Regarding my FB post on homelessness, I unreservedly apologise to everyone I offended particularly the homeless South Africans in Cape Town. pic.twitter.com/V8Dat3OsYU
— Shayne Ramsay (@shayneramsay) November 27, 2016
According to Ramsay, the homeless people of the Mother City can be divided into three categories: “criminals, the mentally retarded, and those who are out of luck.”
Although Ramsay specified that her views did not reflect those of the DA, the political party’s leader Mmusi Maimane has yet to comment on the issue, and attempts by The Daily Vox to contact him were unsuccessful. But it turns out that this is not the first time that the DA and poor response to homelessness were spoken about in the same breath.
Blogger Ryan Wallace wrote in 2014 about an instance in Durbanville where homeless people in that area would get shelter under a building that included DA offices – until the offices in question had a sprinkler system installed just outside, so that they could no longer serve as a shelter for the homeless. “What concerns me is this – why would I give money to them, to help the poor, if they treat the homeless people in Durbanville so badly? Surely they could have found a better way to relocate these guys? Something more humane than being chased away by water? How is this even solving the problem? You’re just forcing them to squat under someone else’s noses now.

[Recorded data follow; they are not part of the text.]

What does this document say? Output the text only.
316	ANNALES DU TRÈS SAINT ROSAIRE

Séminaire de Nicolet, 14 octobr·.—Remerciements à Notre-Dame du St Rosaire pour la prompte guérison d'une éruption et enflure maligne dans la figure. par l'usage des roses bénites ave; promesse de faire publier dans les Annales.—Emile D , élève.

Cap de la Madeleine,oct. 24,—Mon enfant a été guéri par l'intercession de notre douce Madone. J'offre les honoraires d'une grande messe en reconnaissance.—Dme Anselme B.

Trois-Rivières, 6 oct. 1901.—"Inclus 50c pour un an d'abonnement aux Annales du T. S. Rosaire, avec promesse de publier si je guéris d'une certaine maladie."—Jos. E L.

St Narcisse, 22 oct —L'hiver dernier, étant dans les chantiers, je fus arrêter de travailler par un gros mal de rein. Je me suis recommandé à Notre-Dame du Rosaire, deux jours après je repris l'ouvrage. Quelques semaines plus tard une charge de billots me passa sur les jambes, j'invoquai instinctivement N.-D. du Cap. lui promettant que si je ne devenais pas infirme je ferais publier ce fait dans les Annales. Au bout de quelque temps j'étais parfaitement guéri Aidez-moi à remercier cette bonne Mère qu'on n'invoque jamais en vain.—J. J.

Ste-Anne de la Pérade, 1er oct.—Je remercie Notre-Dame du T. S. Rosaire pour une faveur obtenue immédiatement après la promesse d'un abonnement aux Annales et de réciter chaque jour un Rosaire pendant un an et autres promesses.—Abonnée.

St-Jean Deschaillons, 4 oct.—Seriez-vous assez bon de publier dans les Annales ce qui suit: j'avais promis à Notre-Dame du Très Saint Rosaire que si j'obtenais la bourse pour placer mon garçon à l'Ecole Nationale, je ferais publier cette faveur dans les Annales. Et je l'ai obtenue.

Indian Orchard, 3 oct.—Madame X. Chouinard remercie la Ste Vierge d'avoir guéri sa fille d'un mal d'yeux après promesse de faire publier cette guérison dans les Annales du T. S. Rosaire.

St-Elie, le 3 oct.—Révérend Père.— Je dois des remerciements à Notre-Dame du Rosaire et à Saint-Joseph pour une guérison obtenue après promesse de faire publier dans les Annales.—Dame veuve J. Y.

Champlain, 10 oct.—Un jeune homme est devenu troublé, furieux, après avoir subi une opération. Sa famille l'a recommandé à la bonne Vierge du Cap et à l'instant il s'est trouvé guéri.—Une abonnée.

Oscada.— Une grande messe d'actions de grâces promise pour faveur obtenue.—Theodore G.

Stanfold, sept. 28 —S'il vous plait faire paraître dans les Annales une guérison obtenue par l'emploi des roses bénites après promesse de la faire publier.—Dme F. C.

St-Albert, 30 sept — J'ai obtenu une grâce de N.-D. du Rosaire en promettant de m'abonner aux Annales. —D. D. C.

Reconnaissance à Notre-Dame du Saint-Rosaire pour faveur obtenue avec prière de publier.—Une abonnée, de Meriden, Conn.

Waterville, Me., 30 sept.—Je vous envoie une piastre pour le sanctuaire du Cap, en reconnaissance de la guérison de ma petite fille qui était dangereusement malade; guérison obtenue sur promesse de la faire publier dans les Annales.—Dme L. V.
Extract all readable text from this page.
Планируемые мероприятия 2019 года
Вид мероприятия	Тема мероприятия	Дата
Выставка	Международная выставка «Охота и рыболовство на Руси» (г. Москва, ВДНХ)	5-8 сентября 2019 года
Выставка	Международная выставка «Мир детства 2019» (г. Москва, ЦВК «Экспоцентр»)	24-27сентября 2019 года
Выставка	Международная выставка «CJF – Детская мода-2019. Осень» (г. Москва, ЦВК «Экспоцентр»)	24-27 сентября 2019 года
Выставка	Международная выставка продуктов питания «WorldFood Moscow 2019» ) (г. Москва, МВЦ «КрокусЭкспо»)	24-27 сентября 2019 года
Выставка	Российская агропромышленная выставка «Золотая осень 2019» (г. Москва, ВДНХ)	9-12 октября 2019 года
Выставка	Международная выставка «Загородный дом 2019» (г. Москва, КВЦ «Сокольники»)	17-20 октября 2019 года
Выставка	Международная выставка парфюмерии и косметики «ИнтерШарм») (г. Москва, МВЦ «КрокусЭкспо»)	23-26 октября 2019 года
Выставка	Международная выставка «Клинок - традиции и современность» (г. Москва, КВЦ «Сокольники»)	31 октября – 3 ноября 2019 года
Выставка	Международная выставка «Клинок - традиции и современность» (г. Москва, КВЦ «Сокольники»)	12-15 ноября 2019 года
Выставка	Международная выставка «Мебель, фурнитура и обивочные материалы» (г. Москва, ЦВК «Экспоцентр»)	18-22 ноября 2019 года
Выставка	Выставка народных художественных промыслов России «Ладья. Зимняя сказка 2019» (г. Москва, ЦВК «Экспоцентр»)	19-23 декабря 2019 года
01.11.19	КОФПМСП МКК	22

I really do love the DA and what they do in and around Cape Town but this pissed me off big time. Almost every single person I spoke to pre-elections, who did not vote DA, said it’s because of the way they treat the poor.”
And the DA wonders why we think they’re anti-poor.
— Sian Ferguson (@sianfergs) November 26, 2016
Current mayor Patricia de Lille released a statement in 2011 – shortly before she was elected as mayor of Cape Town – in which she acknowledged homelessness as a problem in Cape Town, and committed to providing solutions to it. “If elected mayor, I would make street people a priority of my administration… It is important that we build a caring city in which everyone who needs help receives it and an inclusive city where everyone has a stake in the future. A special mayoral project would ensure that the most marginalized members of our society have their special needs attended to.”
In 2014, the city implemented an initiative where they used hydrophobic paint to create stencils only visible in the rain, imploring people to care about the plight of the homeless and to donate to organisations that could assist them.
Maybe members of the DA need to re-watch the ad and get reminded to be a little more humane.
If anything, Ramsay’s actions highlight the importance of the role of local government. Ward councillors are not figureheads in isolation, but people in positions of power who have the ability to bring about very tangible change – and change that may not be favourable to everyone involved. This incident comes in the wake of the demolition of the Tafelberg Remedial School and Wynand Mansions, and the Reclaim The City campaign urging the City of Cape Town to prioritise the use of the land for low-cost inner city housing in Sea Point, instead of selling the land to wealthy investors for private development.